This past week I spent traveling to Oslo, Norway and Stockholm, Sweden to participate in a series of presentations, round-table discussions and workshops on Configuration Management and the future of ITSM. Before leaving Norway and traveling to Stockholm to do a presentation and a three hour question & answer session for itSMF Sweden hosted by SwedBank where I answered any and all questions about Configuration Management, I was invited to participate in a panel discussion at the itSMF Norway annual conference to discuss the future of IT Service Management. It was a privilege to be invited and be on a panel of, in my opinion, a “who’s who” in the industry. On the panel was Paul Wilkerson; the “ABCs of ICT and Co-owner GamingWorks , Rob Stroud; Vice President Innovation & Strategy at CA and 2014-15 International President of ISACA Board of Directors, Kaimar Karu; Director of ITSM for Axelos and Colin Rudd; former itSMF UK Chairman of the Board. For the next hour, we sat in front of several hundred people and discussed as well as answered questions regarding where we felt the industry was going, the problems clients of ours all over the world were having and how culture was at the core of most of the challenges. What didn’t come up however was the costs of tools. It really wasn’t on the radar from the questions that were asked. In my opinion, for the cost of tools to even approach the discussion, it would have to be something fairly large, bold and disruptive.

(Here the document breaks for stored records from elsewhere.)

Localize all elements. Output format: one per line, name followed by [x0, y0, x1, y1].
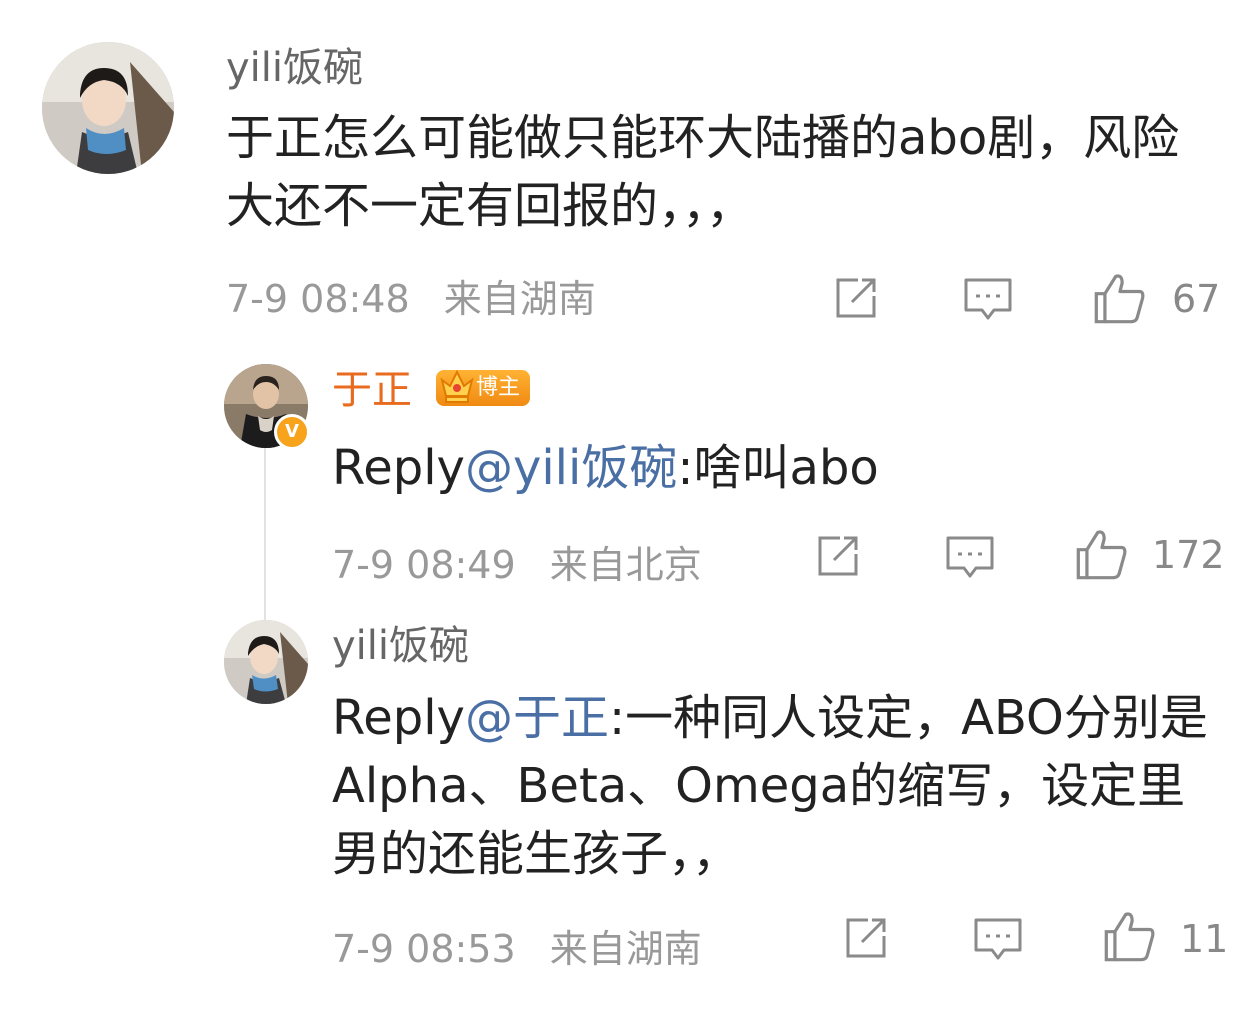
- reply-username[interactable]: yili饭碗: [332, 622, 469, 670]
- comment-text: 于正怎么可能做只能环大陆播的abo剧，风险大还不一定有回报的，，，: [226, 110, 1180, 234]
- avatar-yili[interactable]: [42, 42, 174, 174]
- reply-meta: 7-9 08:53 来自湖南: [332, 926, 702, 972]
- comment-icon[interactable]: [944, 530, 996, 582]
- reply-prefix: Reply: [332, 690, 465, 746]
- avatar-yili[interactable]: [224, 620, 308, 704]
- like-count: 67: [1172, 277, 1221, 321]
- comment-location: 来自湖南: [443, 277, 596, 321]
- mention-link[interactable]: @于正: [465, 690, 609, 746]
- reply-location: 来自湖南: [549, 927, 702, 971]
- avatar-image: [224, 620, 308, 704]
- reply-prefix: Reply: [332, 440, 465, 496]
- avatar-image: [42, 42, 174, 174]
- blogger-badge: 博主: [436, 369, 531, 406]
- thumbs-up-icon[interactable]: [1092, 270, 1148, 326]
- like-count: 172: [1152, 533, 1225, 577]
- reply-location: 来自北京: [549, 543, 702, 587]
- comment-meta: 7-9 08:48 来自湖南: [226, 276, 596, 322]
- mention-link[interactable]: @yili饭碗: [465, 440, 677, 496]
- like-count: 11: [1180, 917, 1229, 961]
- reply-time: 7-9 08:53: [332, 927, 516, 971]
- thumbs-up-icon[interactable]: [1102, 908, 1158, 964]
- reply-text: Reply@yili饭碗:啥叫abo: [332, 434, 1212, 502]
- reply-body: :啥叫abo: [677, 440, 879, 496]
- badge-label: 博主: [476, 375, 521, 400]
- share-icon[interactable]: [812, 530, 864, 582]
- share-icon[interactable]: [840, 912, 892, 964]
- thread-line: [264, 448, 266, 620]
- comment-username[interactable]: yili饭碗: [226, 44, 363, 92]
- reply-time: 7-9 08:49: [332, 543, 516, 587]
- thumbs-up-icon[interactable]: [1074, 526, 1130, 582]
- comment-icon[interactable]: [962, 272, 1014, 324]
- share-icon[interactable]: [830, 272, 882, 324]
- crown-icon: [440, 369, 474, 403]
- reply-meta: 7-9 08:49 来自北京: [332, 542, 702, 588]
- comment-icon[interactable]: [972, 912, 1024, 964]
- reply-text: Reply@于正:一种同人设定，ABO分别是Alpha、Beta、Omega的缩…: [332, 684, 1222, 888]
- reply-username[interactable]: 于正: [332, 366, 412, 414]
- comment-time: 7-9 08:48: [226, 277, 410, 321]
- verified-icon: V: [274, 414, 310, 450]
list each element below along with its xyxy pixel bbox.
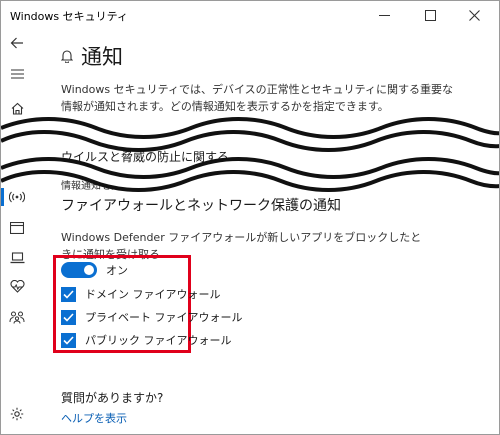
app-window: Windows セキュリティ 通知 Windows セキュリティでは、デバイスの… (0, 0, 500, 435)
nav-device-health[interactable] (6, 277, 28, 295)
private-firewall-checkbox[interactable]: プライベート ファイアウォール (61, 309, 243, 325)
close-icon (468, 9, 480, 21)
toggle-knob (84, 265, 94, 275)
title-bar: Windows セキュリティ (1, 1, 499, 31)
browser-icon (10, 222, 24, 234)
family-icon (9, 311, 25, 324)
back-arrow-icon (10, 37, 23, 49)
page-cut-wave (1, 117, 499, 192)
nav-family-options[interactable] (6, 308, 28, 326)
app-title: Windows セキュリティ (10, 10, 128, 23)
nav-settings[interactable] (6, 405, 28, 423)
checkmark-icon (63, 289, 74, 299)
page-title: 通知 (81, 45, 123, 69)
back-button[interactable] (6, 34, 28, 52)
checkbox-checked[interactable] (61, 286, 76, 302)
checkbox-checked[interactable] (61, 332, 76, 348)
minimize-icon (378, 14, 390, 16)
gear-icon (10, 407, 24, 421)
checkmark-icon (63, 312, 74, 322)
toggle-label: オン (106, 264, 128, 277)
hamburger-icon (10, 69, 24, 79)
checkbox-label: パブリック ファイアウォール (85, 334, 232, 347)
checkbox-label: プライベート ファイアウォール (85, 311, 243, 324)
home-icon (11, 102, 23, 115)
firewall-section-heading: ファイアウォールとネットワーク保護の通知 (61, 198, 341, 214)
nav-app-browser[interactable] (6, 219, 28, 237)
heart-pulse-icon (9, 279, 25, 293)
help-link[interactable]: ヘルプを表示 (61, 410, 127, 426)
bell-icon (61, 50, 73, 63)
checkbox-label: ドメイン ファイアウォール (85, 288, 221, 301)
domain-firewall-checkbox[interactable]: ドメイン ファイアウォール (61, 286, 221, 302)
menu-button[interactable] (6, 65, 28, 83)
laptop-icon (10, 252, 24, 264)
help-question: 質問がありますか? (61, 391, 164, 405)
public-firewall-checkbox[interactable]: パブリック ファイアウォール (61, 332, 232, 348)
nav-home[interactable] (6, 99, 28, 117)
close-button[interactable] (457, 3, 491, 27)
minimize-button[interactable] (367, 3, 401, 27)
checkbox-checked[interactable] (61, 309, 76, 325)
maximize-button[interactable] (413, 3, 447, 27)
nav-device-security[interactable] (6, 249, 28, 267)
checkmark-icon (63, 335, 74, 345)
page-header: 通知 (61, 41, 123, 71)
toggle-switch[interactable] (61, 262, 97, 278)
maximize-icon (424, 9, 436, 21)
firewall-notification-toggle[interactable]: オン (61, 262, 128, 278)
page-description: Windows セキュリティでは、デバイスの正常性とセキュリティに関する重要な情… (61, 83, 453, 113)
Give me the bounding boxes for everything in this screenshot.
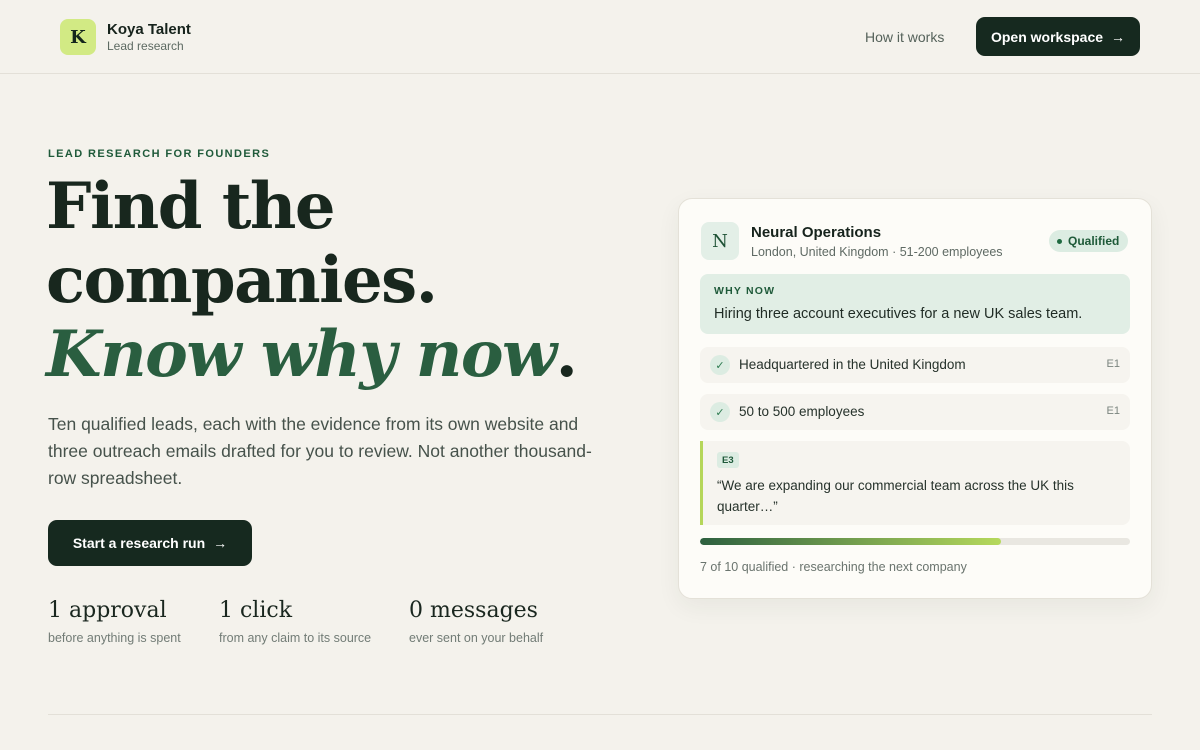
section-divider xyxy=(48,714,1152,715)
arrow-right-icon: → xyxy=(1111,28,1126,45)
headline-line-2: companies. xyxy=(46,243,438,318)
why-now-text: Hiring three account executives for a ne… xyxy=(714,306,1083,322)
open-workspace-button[interactable]: Open workspace → xyxy=(976,17,1140,56)
lead-preview-card[interactable]: N Neural Operations London, United Kingd… xyxy=(678,198,1152,599)
brand-name: Koya Talent xyxy=(107,21,191,38)
headline-period: . xyxy=(555,317,578,392)
status-dot-icon xyxy=(1057,238,1062,244)
evidence-link[interactable]: E1 xyxy=(1107,405,1120,417)
how-it-works-link[interactable]: How it works xyxy=(865,29,944,45)
stat-label: before anything is spent xyxy=(48,631,181,645)
stat-value: 1 click xyxy=(219,598,293,623)
arrow-right-icon: → xyxy=(213,535,228,551)
top-header: K Koya Talent Lead research How it works… xyxy=(0,0,1200,74)
progress-fill xyxy=(700,538,1001,545)
evidence-quote[interactable]: E3 “We are expanding our commercial team… xyxy=(700,441,1130,525)
stat-value: 1 approval xyxy=(48,598,167,623)
why-now-box: WHY NOW Hiring three account executives … xyxy=(700,274,1130,334)
criteria-row-hq[interactable]: ✓ Headquartered in the United Kingdom E1 xyxy=(700,347,1130,383)
check-icon: ✓ xyxy=(710,402,730,422)
research-progress-bar xyxy=(700,538,1130,545)
stat-label: from any claim to its source xyxy=(219,631,372,645)
status-badge: Qualified xyxy=(1049,230,1129,252)
stat-label: ever sent on your behalf xyxy=(409,631,544,645)
criteria-text: Headquartered in the United Kingdom xyxy=(739,357,966,372)
stat-approval: 1 approval before anything is spent xyxy=(48,598,181,645)
company-avatar: N xyxy=(701,222,739,260)
hero-description: Ten qualified leads, each with the evide… xyxy=(48,414,592,488)
brand-subtitle: Lead research xyxy=(107,39,184,53)
status-label: Qualified xyxy=(1068,234,1120,248)
headline-italic: Know why now xyxy=(46,317,557,392)
hero-eyebrow: LEAD RESEARCH FOR FOUNDERS xyxy=(48,148,271,160)
stat-click: 1 click from any claim to its source xyxy=(219,598,371,645)
open-workspace-label: Open workspace xyxy=(990,28,1104,45)
stat-messages: 0 messages ever sent on your behalf xyxy=(409,598,543,645)
start-research-run-label: Start a research run xyxy=(72,535,206,551)
why-now-label: WHY NOW xyxy=(714,285,776,297)
start-research-run-button[interactable]: Start a research run → xyxy=(48,520,252,566)
check-icon: ✓ xyxy=(710,355,730,375)
criteria-row-size[interactable]: ✓ 50 to 500 employees E1 xyxy=(700,394,1130,430)
evidence-tag[interactable]: E3 xyxy=(717,452,739,468)
company-meta: London, United Kingdom · 51-200 employee… xyxy=(751,245,1003,259)
headline-line-3: Know why now. xyxy=(46,317,578,392)
brand-logo[interactable]: K xyxy=(60,19,96,55)
evidence-link[interactable]: E1 xyxy=(1107,358,1120,370)
hero-headline: Find the companies. Know why now. xyxy=(46,169,578,392)
stat-value: 0 messages xyxy=(409,598,538,623)
headline-line-1: Find the xyxy=(46,169,336,244)
company-name: Neural Operations xyxy=(751,224,882,241)
criteria-text: 50 to 500 employees xyxy=(739,404,865,419)
progress-caption: 7 of 10 qualified · researching the next… xyxy=(700,560,967,574)
quote-text: “We are expanding our commercial team ac… xyxy=(717,478,1074,514)
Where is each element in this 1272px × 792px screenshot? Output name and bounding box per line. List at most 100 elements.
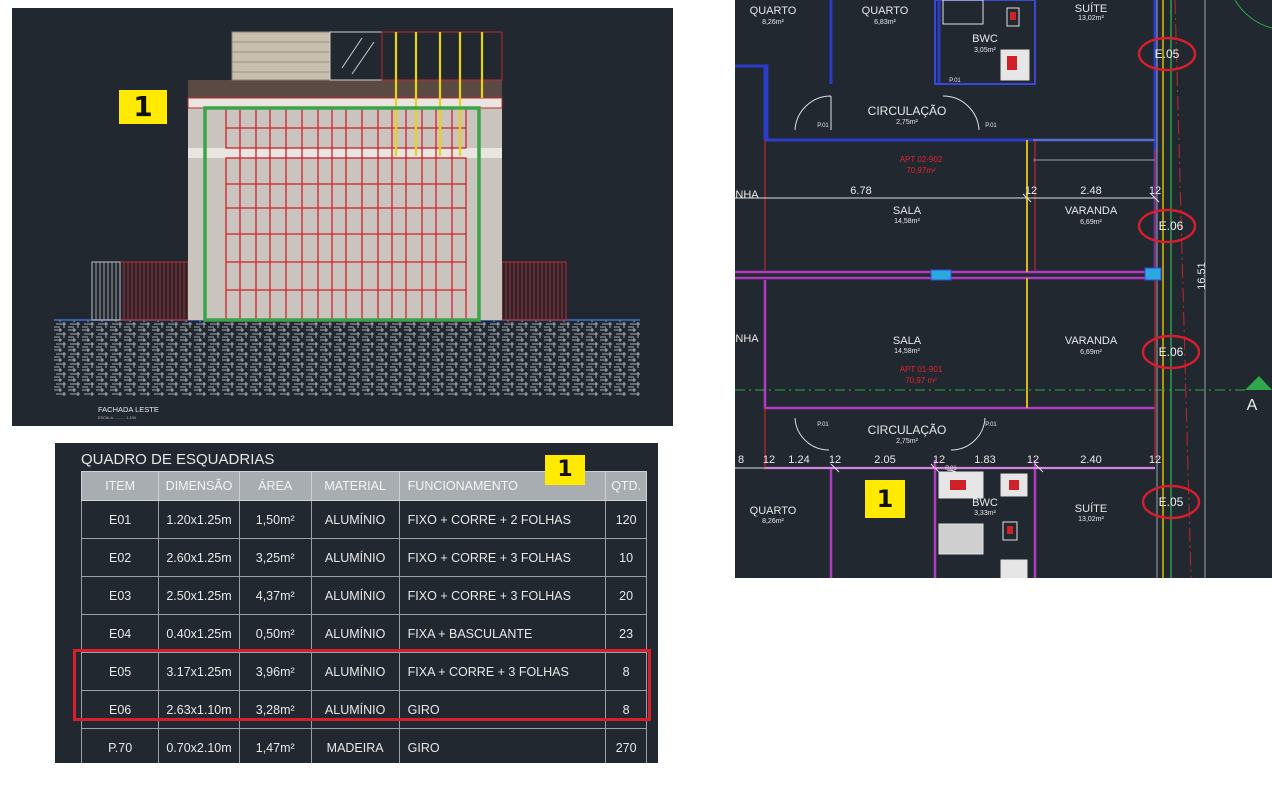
col-header-material: MATERIAL xyxy=(310,471,400,501)
cell-dimension: 0.40x1.25m xyxy=(158,614,240,653)
ground-hatch xyxy=(54,320,640,396)
cell-material: ALUMÍNIO xyxy=(310,500,400,539)
cell-dimension: 2.60x1.25m xyxy=(158,538,240,577)
cell-item: E01 xyxy=(80,500,160,539)
tag-e05: E.05 xyxy=(1159,495,1184,509)
col-header-dimension: DIMENSÃO xyxy=(158,471,240,501)
room-quarto-top: QUARTO xyxy=(750,5,797,17)
cell-material: ALUMÍNIO xyxy=(310,576,400,615)
cell-qty: 120 xyxy=(605,500,647,539)
room-quarto-bot: QUARTO xyxy=(750,505,797,517)
door-tag: P.01 xyxy=(817,123,829,129)
tag-e06: E.06 xyxy=(1159,219,1184,233)
room-varanda-top: VARANDA xyxy=(1065,205,1118,217)
building-body xyxy=(188,80,502,320)
dim-1-24: 1.24 xyxy=(788,454,809,466)
cell-item: E03 xyxy=(80,576,160,615)
room-sala-top-area: 14,58m² xyxy=(894,218,920,225)
dim-2-05: 2.05 xyxy=(874,454,895,466)
room-quarto-top-area: 8,26m² xyxy=(762,19,784,26)
room-bwc-bot: BWC xyxy=(972,497,998,509)
cell-item: P.70 xyxy=(80,728,160,763)
cell-qty: 20 xyxy=(605,576,647,615)
room-suite-bot: SUÍTE xyxy=(1075,502,1107,515)
cell-material: ALUMÍNIO xyxy=(310,538,400,577)
table-row: E04 0.40x1.25m 0,50m² ALUMÍNIO FIXA + BA… xyxy=(80,614,647,653)
cell-material: MADEIRA xyxy=(310,728,400,763)
section-mark-a: A xyxy=(1247,397,1258,414)
fence-left xyxy=(119,261,189,321)
facade-elevation-drawing: FACHADA LESTE ESCALA ........... 1:100 xyxy=(54,31,640,420)
door-tag: P.01 xyxy=(985,422,997,428)
dim-12-f: 12 xyxy=(1027,454,1039,466)
room-suite-top-area: 13,02m² xyxy=(1078,15,1104,22)
tag-e05: E.05 xyxy=(1155,47,1180,61)
cell-item: E02 xyxy=(80,538,160,577)
room-circulacao-top: CIRCULAÇÃO xyxy=(868,104,947,118)
table-row: E02 2.60x1.25m 3,25m² ALUMÍNIO FIXO + CO… xyxy=(80,538,647,577)
room-varanda-top-area: 6,69m² xyxy=(1080,219,1102,226)
room-varanda-bot-area: 6,69m² xyxy=(1080,349,1102,356)
room-circulacao-bot-area: 2,75m² xyxy=(896,438,918,445)
col-header-area: ÁREA xyxy=(238,471,312,501)
cell-dimension: 0.70x2.10m xyxy=(158,728,240,763)
cell-operation: FIXO + CORRE + 3 FOLHAS xyxy=(398,576,607,615)
room-nha-bot: NHA xyxy=(735,333,759,345)
cell-dimension: 1.20x1.25m xyxy=(158,500,240,539)
cell-material: ALUMÍNIO xyxy=(310,614,400,653)
bathroom-fixtures xyxy=(938,0,1030,578)
facade-elevation-panel: FACHADA LESTE ESCALA ........... 1:100 1 xyxy=(12,8,673,426)
dim-12-c: 12 xyxy=(763,454,775,466)
room-quarto2-top: QUARTO xyxy=(862,5,909,17)
dim-2-40: 2.40 xyxy=(1080,454,1101,466)
cell-qty: 23 xyxy=(605,614,647,653)
dim-12-e: 12 xyxy=(933,454,945,466)
room-suite-top: SUÍTE xyxy=(1075,2,1107,15)
room-varanda-bot: VARANDA xyxy=(1065,335,1118,347)
door-tag: P.01 xyxy=(985,123,997,129)
cell-operation: GIRO xyxy=(398,728,607,763)
floor-plan-drawing: QUARTO 8,26m² QUARTO 6,83m² SUÍTE 13,02m… xyxy=(735,0,1272,578)
rows-e05-e06-highlight xyxy=(73,649,651,721)
dim-8: 8 xyxy=(738,454,744,466)
room-sala-bot-area: 14,58m² xyxy=(894,348,920,355)
elevation-scale: ESCALA ........... 1:100 xyxy=(98,416,136,420)
cell-operation: FIXO + CORRE + 3 FOLHAS xyxy=(398,538,607,577)
apt-label-bot: APT 01-901 xyxy=(900,365,943,374)
room-circulacao-top-area: 2,75m² xyxy=(896,119,918,126)
fence-right xyxy=(501,261,567,321)
window-tag-e05-top: E.05 xyxy=(1137,36,1197,72)
apt-label-top: APT 02-902 xyxy=(900,155,943,164)
room-quarto-bot-area: 8,26m² xyxy=(762,518,784,525)
cell-qty: 10 xyxy=(605,538,647,577)
dim-12-d: 12 xyxy=(829,454,841,466)
door-tag: P.01 xyxy=(945,466,957,472)
cell-area: 3,25m² xyxy=(238,538,312,577)
callout-badge-elevation: 1 xyxy=(119,90,167,124)
door-tag: P.01 xyxy=(949,78,961,84)
col-header-qty: QTD. xyxy=(605,471,647,501)
table-row: E03 2.50x1.25m 4,37m² ALUMÍNIO FIXO + CO… xyxy=(80,576,647,615)
room-bwc-top: BWC xyxy=(972,33,998,45)
dim-12-a: 12 xyxy=(1025,185,1037,197)
cell-dimension: 2.50x1.25m xyxy=(158,576,240,615)
room-sala-bot: SALA xyxy=(893,335,922,347)
table-row: P.70 0.70x2.10m 1,47m² MADEIRA GIRO 270 xyxy=(80,728,647,763)
window-schedule-panel: QUADRO DE ESQUADRIAS ITEM DIMENSÃO ÁREA … xyxy=(55,443,658,763)
cell-area: 1,47m² xyxy=(238,728,312,763)
cell-area: 1,50m² xyxy=(238,500,312,539)
tag-e06: E.06 xyxy=(1159,345,1184,359)
dim-12-b: 12 xyxy=(1149,185,1161,197)
cell-item: E04 xyxy=(80,614,160,653)
floor-plan-panel: QUARTO 8,26m² QUARTO 6,83m² SUÍTE 13,02m… xyxy=(735,0,1272,578)
schedule-title: QUADRO DE ESQUADRIAS xyxy=(81,451,275,468)
cell-area: 4,37m² xyxy=(238,576,312,615)
dim-12-g: 12 xyxy=(1149,454,1161,466)
room-sala-top: SALA xyxy=(893,205,922,217)
room-nha-top: NHA xyxy=(735,189,759,201)
dim-2-48: 2.48 xyxy=(1080,185,1101,197)
dim-16-51: 16.51 xyxy=(1196,262,1208,290)
dim-6-78: 6.78 xyxy=(850,185,871,197)
room-bwc-bot-area: 3,33m² xyxy=(974,510,996,517)
room-circulacao-bot: CIRCULAÇÃO xyxy=(868,423,947,437)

So, as I normally do before a trip, I gathered reading materials for the flight. That’s when I came across something “fairly large, bold and disruptive”. An IT Service Desk vendor named ManageEngine, a product I know of but admittedly only have passing knowledge of their tools, announced that they have decided to give their Service Desk product away for free from now on. I think you’ll have to agree that “fairly large, bold and disruptive” is a good description for that move. Also interesting is their impressive installation size given the relative obscurity from a name recognition perspective. One of the articles stated that they have 66,000 customers so, they’re not a small player and after some quick research, I also confirmed that my awareness of them was because they are a 2013 Gartner Magic Quadrant IT Service Management vendor. So, this is no little decision that ManageEngine is making to give up this revenue freely.
I give ManageEngine and its leadership a lot of credit for recognizing that the Service Desk area is becoming increasingly commoditized. Companies shouldn’t have to spend so much on a commoditized product. BTW, if you pull a move like this, it’s a leadership move not a management move. We’ll have to see if they end up leading a directional shift in the industry or at some point reverse their decision and go back to the traditional cost model.
It is going to be very interesting to see how the other players in this space respond. Years ago, ServiceNow came into the market with a Saas solution that forced all of the established players to convert to Saas, close up shop or offer some hybrid of solutions including Saas in order to stay relevant. The vast majority did and Saas is now essentially a required option from every vendor. Will offering your Service Desk up for free also become a required option?
I am hopeful that ManageEngine succeeds in changing the trajectory of costs for companies with this move. Let’s be real, who doesn’t want something for free? Of course it has to be a good product and with the size of their customer base, I have no reason to believe that it isn’t at least comparable to all the other players. This means that if you hadn’t considered ManageEngine before, you have to now. Let’s not kid ourselves though into thinking that ManageEngine did this purely out of the kindness of their heart. They are seeking to make up the losses elsewhere and I am OK with them doing that. My first introduction to what is called “loss leaders” came as a teenager working in retail stores. It’s sort of interesting though to see such a large “loss leader” at this stage of my career in this industry.
I have to admit that I am also hopeful that the savings garnered by companies taking advantage of this bold move will be reinvested into efforts to address the cultural challenges that our industry is struggling with rather than just adding it to the bottom line. After spending the last week in Norway and Sweden speaking with IT professionals from all over Scandinavia and Europe and hearing about their struggles with culture, how could I not hope that this move somehow benefits them?
How will the other vendors respond to this move? Will they follow ManageEngine’s lead and begin offering their Service Desk product for free? Will they try to ignore it and see if ManageEngine loses so much revenue and can’t make up the difference elsewhere that they eventually go back to the old model? Will they reduce their prices temporarily simply to put financial pressure on ManageEngine while not totally sacrificing their own revenue? In any of these scenarios, customers should benefit from a temporary savings or better yet, a permanent savings. For us, it will just be fun to watch and see if the deck chairs get shuffled again.